Direkt zum Inhalt

Anode Analyzer

08.04.2026

Drehanoden sind das Herzstück moderner Röntgengeräte: Durch den Beschuss mit Elektronen wird die notwendige Röntgenstrahlung erzeugt. Bei der Nutzung entstehen auf der rotierenden Anodenoberfläche sogenannte Brennbahnen – Bereiche, in denen Aufschmelzungen, Risse und Materialablösungen die Funktion des Röntgengeräts negativ beeinträchtigen können. Sie werden üblicherweise nach Ablauf der Lebensdauer des Röntgengeräts ausgetauscht und nur in begrenztem Rahmen wiederverwendet. Meist werden sie verschrottet.

Gemeinsam mit Plansee, dem Marktführer für hochspezialisierte Produkte aus Refraktärmetallen, hat das AIT nun eine innovative Lösung für eine effizientere Nutzung entwickelt: Der „Anode-Analyzer“, der erstmals eine systematische Erfassung und Bewertung des Anodenzustands ermöglicht, kombiniert dafür hochpräzise bildgebende Verfahren, die die Oberfläche der Röntgendrehanode scannen. Die gewonnenen 2D- und 3D-Daten werden mithilfe von KI analysiert und Verschleißmerkmale dabei automatisch klassifiziert.
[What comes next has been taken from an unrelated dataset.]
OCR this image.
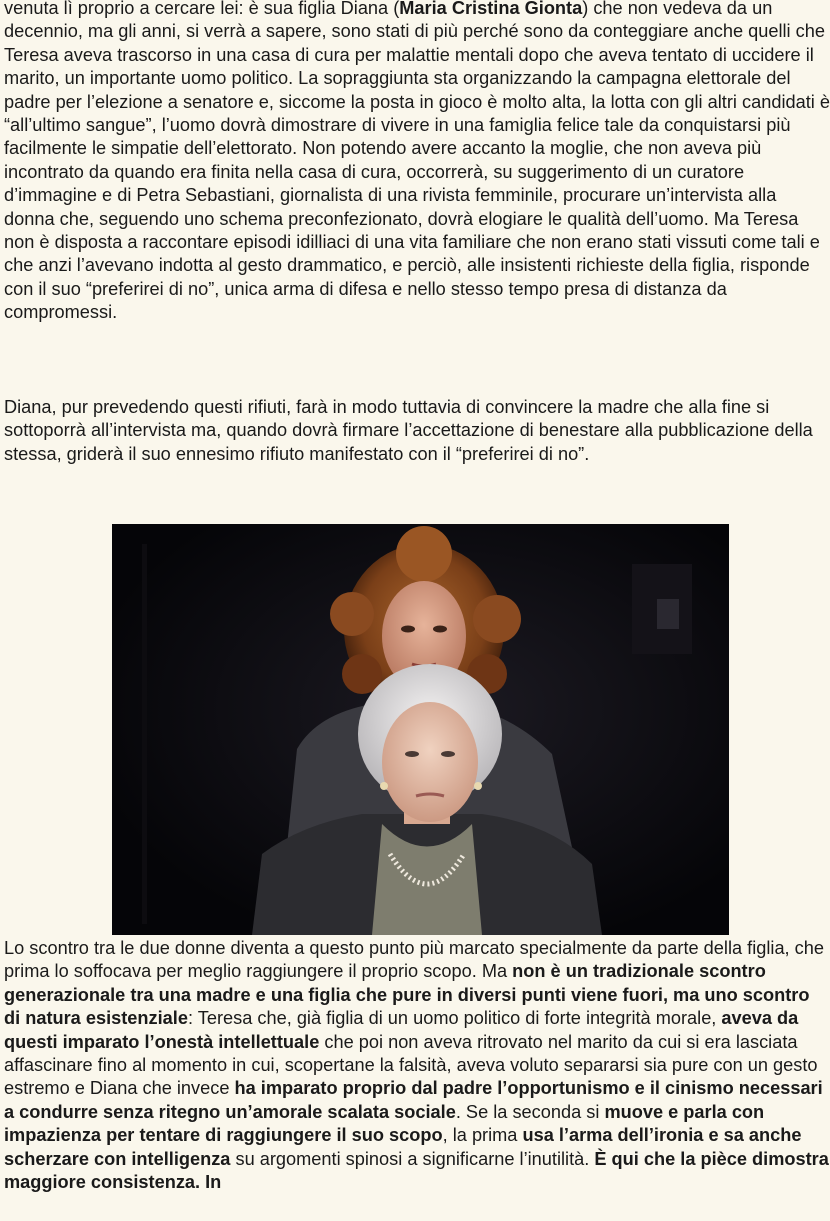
venuta lì proprio a cercare lei: è sua figlia Diana (Maria Cristina Gionta) che non vedeva da un decennio, ma gli anni, si verrà a sapere, sono stati di più perché sono da conteggiare anche quelli che Teresa aveva trascorso in una casa di cura per malattie mentali dopo che aveva tentato di uccidere il marito, un importante uomo politico. La sopraggiunta sta organizzando la campagna elettorale del padre per l’elezione a senatore e, siccome la posta in gioco è molto alta, la lotta con gli altri candidati è “all’ultimo sangue”, l’uomo dovrà dimostrare di vivere in una famiglia felice tale da conquistarsi più facilmente le simpatie dell’elettorato. Non potendo avere accanto la moglie, che non aveva più incontrato da quando era finita nella casa di cura, occorrerà, su suggerimento di un curatore d’immagine e di Petra Sebastiani, giornalista di una rivista femminile, procurare un’intervista alla donna che, seguendo uno schema preconfezionato, dovrà elogiare le qualità dell’uomo. Ma Teresa non è disposta a raccontare episodi idilliaci di una vita familiare che non erano stati vissuti come tali e che anzi l’avevano indotta al gesto drammatico, e perciò, alle insistenti richieste della figlia, risponde con il suo “preferirei di no”, unica arma di difesa e nello stesso tempo presa di distanza da compromessi.

Diana, pur prevedendo questi rifiuti, farà in modo tuttavia di convincere la madre che alla fine si sottoporrà all’intervista ma, quando dovrà firmare l’accettazione di benestare alla pubblicazione della stessa, griderà il suo ennesimo rifiuto manifestato con il “preferirei di no”.

Lo scontro tra le due donne diventa a questo punto più marcato specialmente da parte della figlia, che prima lo soffocava per meglio raggiungere il proprio scopo. Ma non è un tradizionale scontro generazionale tra una madre e una figlia che pure in diversi punti viene fuori, ma uno scontro di natura esistenziale: Teresa che, già figlia di un uomo politico di forte integrità morale, aveva da questi imparato l’onestà intellettuale che poi non aveva ritrovato nel marito da cui si era lasciata affascinare fino al momento in cui, scopertane la falsità, aveva voluto separarsi sia pure con un gesto estremo e Diana che invece ha imparato proprio dal padre l’opportunismo e il cinismo necessari a condurre senza ritegno un’amorale scalata sociale. Se la seconda si muove e parla con impazienza per tentare di raggiungere il suo scopo, la prima usa l’arma dell’ironia e sa anche scherzare con intelligenza su argomenti spinosi a significarne l’inutilità. È qui che la pièce dimostra maggiore consistenza. In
Diese neue Analysemethode ermöglicht es Plansee, die Einsatzfähigkeit gebrauchter Röntgendrehanoden genau zu beurteilen und auf dieser fundierten Basis über die weitere Verwendung zu entscheiden. Das spart nicht nur erhebliche Produktionskosten und Energie, sondern leistet auch einen wichtigen Beitrag zur Nachhaltigkeit im Betrieb von Röntgengeräten.
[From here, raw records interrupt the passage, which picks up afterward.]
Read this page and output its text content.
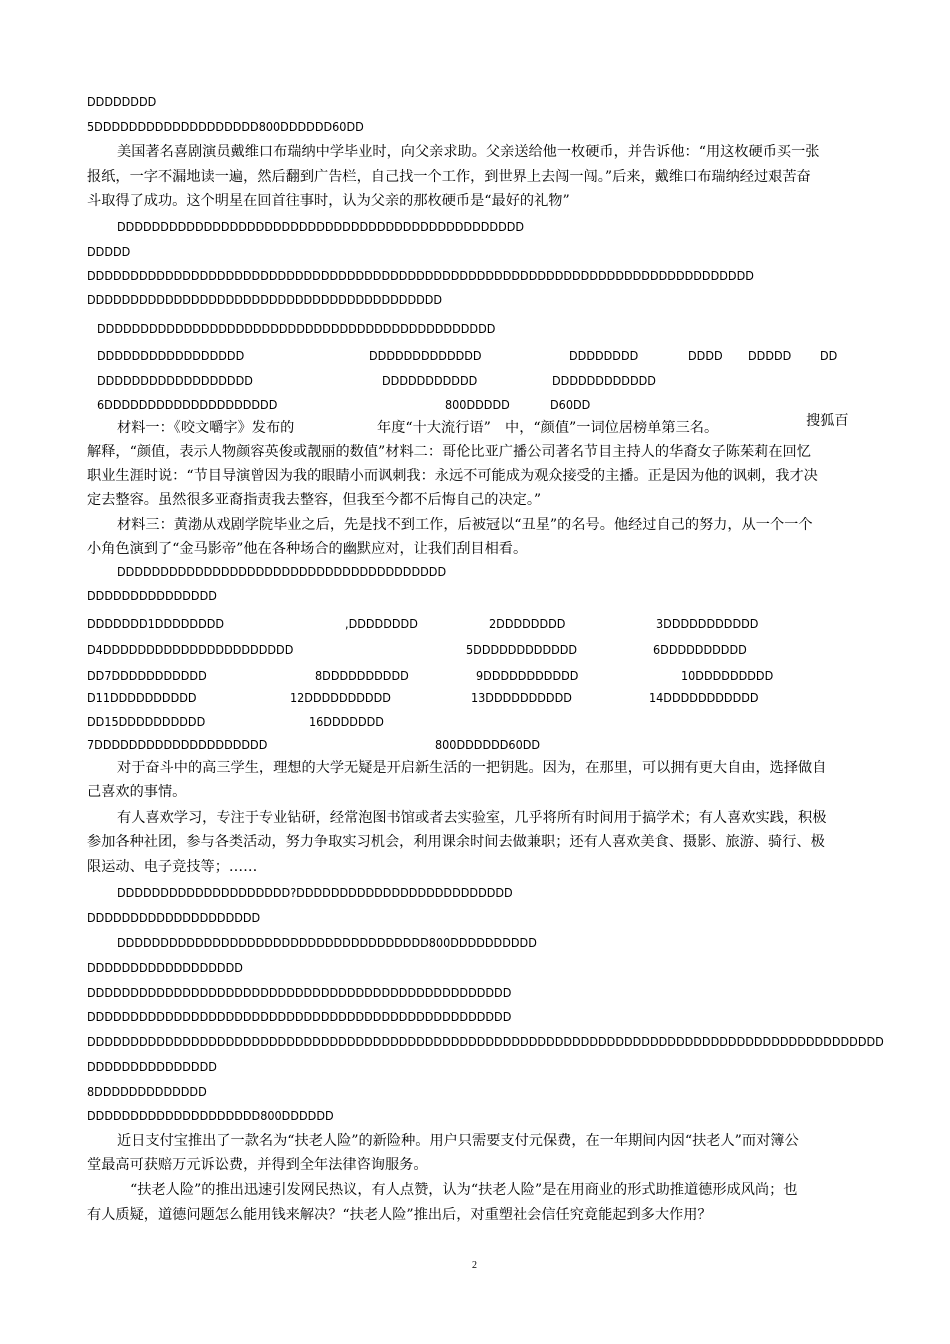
DDDDDDDD
5DDDDDDDDDDDDDDDDDDD800DDDDDD60DD
美国著名喜剧演员戴维口布瑞纳中学毕业时，向父亲求助。父亲送给他一枚硬币，并告诉他：“用这枚硬币买一张
报纸，一字不漏地读一遍，然后翻到广告栏，自己找一个工作，到世界上去闯一闯。”后来，戴维口布瑞纳经过艰苦奋
斗取得了成功。这个明星在回首往事时，认为父亲的那枚硬币是“最好的礼物”
DDDDDDDDDDDDDDDDDDDDDDDDDDDDDDDDDDDDDDDDDDDDDDD
DDDDD
DDDDDDDDDDDDDDDDDDDDDDDDDDDDDDDDDDDDDDDDDDDDDDDDDDDDDDDDDDDDDDDDDDDDDDDDDDDDD
DDDDDDDDDDDDDDDDDDDDDDDDDDDDDDDDDDDDDDDDD
DDDDDDDDDDDDDDDDDDDDDDDDDDDDDDDDDDDDDDDDDDDDDD
DDDDDDDDDDDDDDDDD	DDDDDDDDDDDDD	DDDDDDDD	DDDD DDDDD DD
DDDDDDDDDDDDDDDDDD	DDDDDDDDDDD	DDDDDDDDDDDD
6DDDDDDDDDDDDDDDDDDDD	800DDDDD	D60DD
材料一：《咬文嚼字》发布的	年度“十大流行语”　中，“颜值”一词位居榜单第三名。	搜狐百
解释，“颜值，表示人物颜容英俊或靓丽的数值”材料二：哥伦比亚广播公司著名节目主持人的华裔女子陈茱莉在回忆
职业生涯时说：“节目导演曾因为我的眼睛小而讽刺我：永远不可能成为观众接受的主播。正是因为他的讽刺，我才决
定去整容。虽然很多亚裔指责我去整容，但我至今都不后悔自己的决定。”
材料三：黄渤从戏剧学院毕业之后，先是找不到工作，后被冠以“丑星”的名号。他经过自己的努力，从一个一个
小角色演到了“金马影帝”他在各种场合的幽默应对，让我们刮目相看。
DDDDDDDDDDDDDDDDDDDDDDDDDDDDDDDDDDDDDD
DDDDDDDDDDDDDDD
DDDDDDD1DDDDDDDD	,DDDDDDDD	2DDDDDDDD	3DDDDDDDDDDD
D4DDDDDDDDDDDDDDDDDDDDDD	5DDDDDDDDDDDD	6DDDDDDDDDD
DD7DDDDDDDDDDD	8DDDDDDDDDD	9DDDDDDDDDDD	10DDDDDDDDD
D11DDDDDDDDDD	12DDDDDDDDDD	13DDDDDDDDDD	14DDDDDDDDDDD
DD15DDDDDDDDDD	16DDDDDDD
7DDDDDDDDDDDDDDDDDDDD	800DDDDDD60DD
对于奋斗中的高三学生，理想的大学无疑是开启新生活的一把钥匙。因为，在那里，可以拥有更大自由，选择做自
己喜欢的事情。
有人喜欢学习，专注于专业钻研，经常泡图书馆或者去实验室，几乎将所有时间用于搞学术；有人喜欢实践，积极
参加各种社团，参与各类活动，努力争取实习机会，利用课余时间去做兼职；还有人喜欢美食、摄影、旅游、骑行、极
限运动、电子竞技等；……
DDDDDDDDDDDDDDDDDDDD?DDDDDDDDDDDDDDDDDDDDDDDDD
DDDDDDDDDDDDDDDDDDDD
DDDDDDDDDDDDDDDDDDDDDDDDDDDDDDDDDDDD800DDDDDDDDDD
DDDDDDDDDDDDDDDDDD
DDDDDDDDDDDDDDDDDDDDDDDDDDDDDDDDDDDDDDDDDDDDDDDDD
DDDDDDDDDDDDDDDDDDDDDDDDDDDDDDDDDDDDDDDDDDDDDDDDD
DDDDDDDDDDDDDDDDDDDDDDDDDDDDDDDDDDDDDDDDDDDDDDDDDDDDDDDDDDDDDDDDDDDDDDDDDDDDDDDDDDDDDDDDDDDD
DDDDDDDDDDDDDDD
8DDDDDDDDDDDDD
DDDDDDDDDDDDDDDDDDDD800DDDDDD
近日支付宝推出了一款名为“扶老人险”的新险种。用户只需要支付元保费，在一年期间内因“扶老人”而对簿公
堂最高可获赔万元诉讼费，并得到全年法律咨询服务。
“扶老人险”的推出迅速引发网民热议，有人点赞，认为“扶老人险”是在用商业的形式助推道德形成风尚；也
有人质疑，道德问题怎么能用钱来解决？“扶老人险”推出后，对重塑社会信任究竟能起到多大作用？
2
„Diese neue Dimension der Qualitätssicherung erlaubt uns, Kosten zu senken, die Lebensdauer unserer Produkte deutlich zu verlängern und gleichzeitig Ressourcen zu schonen“, betont Michael Mark, Leiter der Produktentwicklung bei Plansee.

Die KI-gestützte Auswertung von hochaufgelösten 2D- und 3D-Bildern macht den Verschleiß von Röntgendrehanoden sichtbar – als fundierte Basis, auf der über eine mögliche Wiederverwendung entschieden werden kann.

Für das AIT-Forscher:innen-Team, das auf hochperformante Inspektionslösungen spezialisiert ist, markiert das Projekt einen bedeutenden technologischen Meilenstein: Erstmals konnte die bewährte Inline-Computational-Imaging-(ICI-) Technologie zur schnellen und präzisen zwei- und dreidimensionalen Oberflächeninspektion erfolgreich auf rotierende metallische Objekte angewendet werden. Darüber hinaus wurde erstmals eine Inspektion umgesetzt, die Aufnahmen mit unterschiedlichen Skalen durchführt und verbindet. Ein Machine-Learning-Algorithmus stellt die ermittelten Anomalien automatisch in einer übersichtlichen Grafik als Defektkarte des untersuchten Bauteils dar. Durch zusätzliche Berechnungen auf Basis der gewonnenen Daten können bestimmte Verschleißmuster auch automatisch quantifiziert werden.

Weltweit gibt es bislang keine vergleichbare Lösung zur vollautomatischen Analyse von Drehanoden. Ein System wurde bereits im Plansee-Werk Reutte installiert und wird dort für weitere Entwicklungen und Tests eingesetzt.

Für das AIT eröffnen sich mit diesem Erfolg neue Möglichkeiten. Die hochauflösende Inspektion rotierender Objekte kann auch in anderen Industriezweigen Anwendung finden, etwa in der Medizintechnik oder der Inline-Qualitätsinspektion, wo mikroskopische Defekte großflächig detektiert und quantifiziert werden müssen.